Relatively speaking, we have made a new discovery too. In the analysis of the Russian-Ukrainian conflict, China’s eigenvector centrality values increase, while Ukraine’s eigenvector centrality values show a decrease. This suggests that, in response to the basic facts of the conflict between the two countries, China’s influence on Russia will be even more important than other terrestrial neighbors. The “edge failure” strategy has the same effect on cluster coefficients and degree correlation indicators for two neighboring nodes but will have different effects on mediating ability and degree influence. The neighboring countries of the study will become stronger in strong indicators (e.g., eigenvector centrality of China in the Russian perspective) and weaker in weak indicators (e.g., Moldova in the Ukrainian perspective) due to “edge failure.”

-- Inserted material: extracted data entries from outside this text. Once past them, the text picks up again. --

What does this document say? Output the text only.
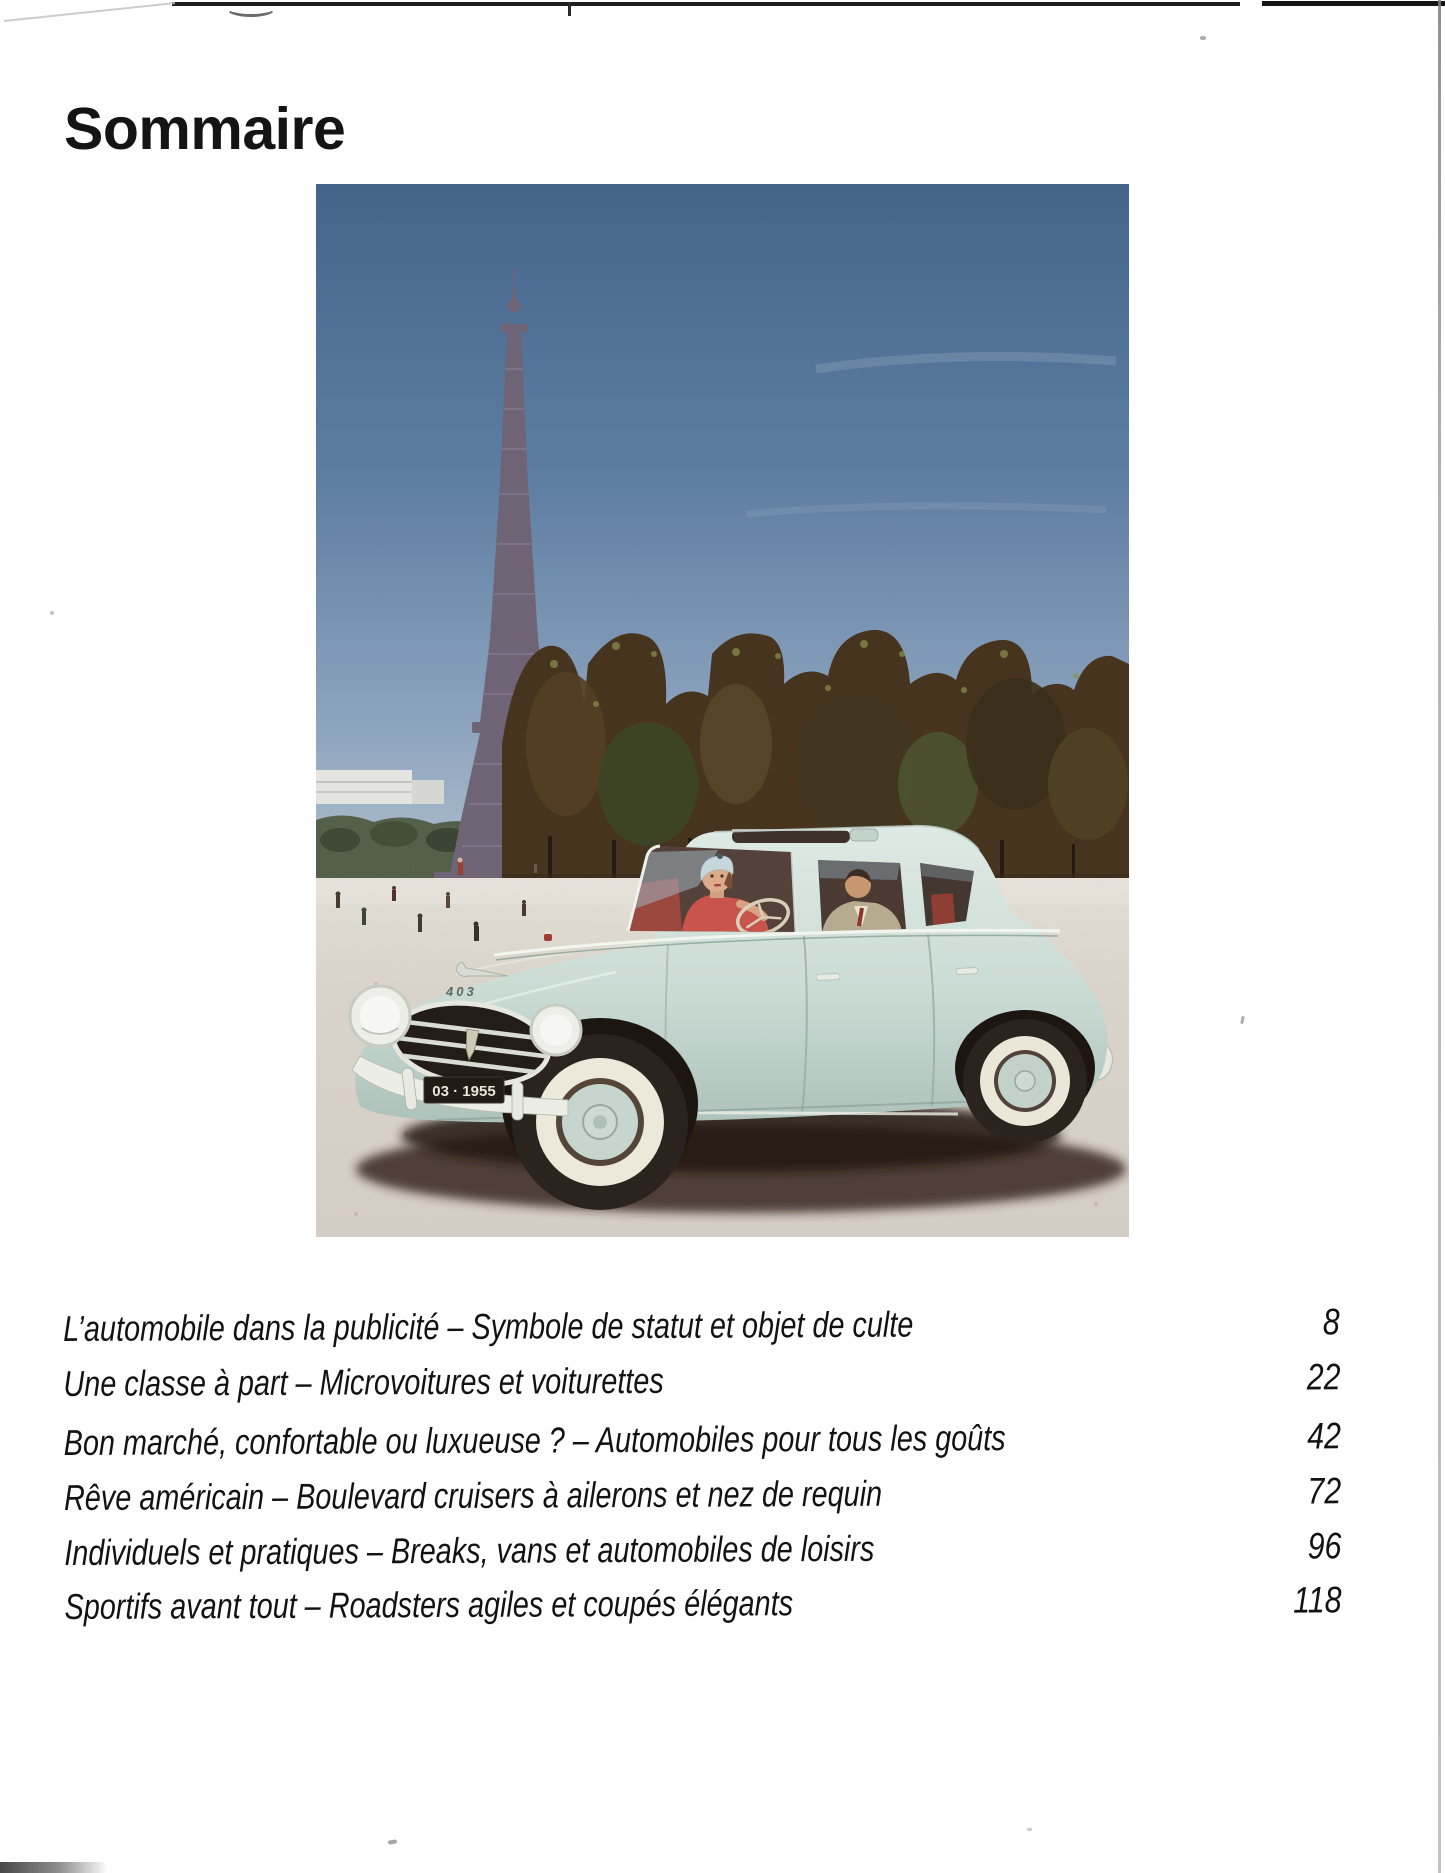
Sommaire
403
03 · 1955
L’automobile dans la publicité – Symbole de statut et objet de culte	8
Une classe à part – Microvoitures et voiturettes	22
Bon marché, confortable ou luxueuse ? – Automobiles pour tous les goûts	42
Rêve américain – Boulevard cruisers à ailerons et nez de requin	72
Individuels et pratiques – Breaks, vans et automobiles de loisirs	96
Sportifs avant tout – Roadsters agiles et coupés élégants	118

While our exploration of network models has delved deeper into region, direction, shape, and evolution, the scope of study and diversity of network components limit the richness of our study. We chose Eurasia for community detection and network evolution, not to diminish the importance of other networks, but because the Eurasian TAN exhibits scale-free characteristics, richer node characteristics, and complete structure and represents more significant changes.

Despite the comparative analysis above being enlightening, the study’s limitation lies in the need for further cross-validation. To address these shortcomings, other studies offer potential solutions. For instance, considering trade-offs in spatial decision-making (Vahidnia et al. 2022) can aid in designing more reasonable cross-experiments. Similarly, incorporating spatial scale in disaster response (de Bruijn et al. 2017) can lead to the selection of more appropriate association analysis methods. Additionally, analyzing the spatial distribution characteristics (Adeleke et al. 2022) and influencing factors (Fang et al. 2022) of the research object can provide diverse perspectives on spatial distribution and network evolution. Furthermore, the collection of more node attribute data will be pursued. As more attributes are added and interact with each other, multidimensionality, change, mediation, and competition emerge in the network resulting in a rather complex situation. Including island countries, such as the UK and Japan, in analysis frameworks is essential for a complete simulation of the national relationship network, as they have a significant impact on Eurasian affairs despite no longer being in the Eurasian TAN. This highlights the need for a broader approach to network analysis in geography.

Conclusions

This study validates the application of complex network analysis in examining geopolitical relationships, thereby contributing to the advancement of this research field. By using complex networks to analyze geospatial structures and evolution, we can gain a deeper understanding of the characteristics, properties, and spatial changes of TANs across different continents. This includes examining their region, direction and evolution to further our understanding of complex geo-relationships.

Community detection methods, like KSA and ENA, have identified the strongest structures within the Eurasian TANs, including extended networks with one country as the central node. These discoveries offer new insights for interpreting geographic relationships and researching international relations. It provides a systematic perspective on geographical connections between land-based countries, making it a fresh addition to geographic network analysis.

In the future, understanding how networks evolve with attached properties can aid in planning infrastructure and rail transport between land-based countries. High intermediation national nodes and adjacency relationships can also guide the selection of multimodal transport sites. As network analysis gains recognition in other disciplines, geographers will demonstrate their unique strengths through its application.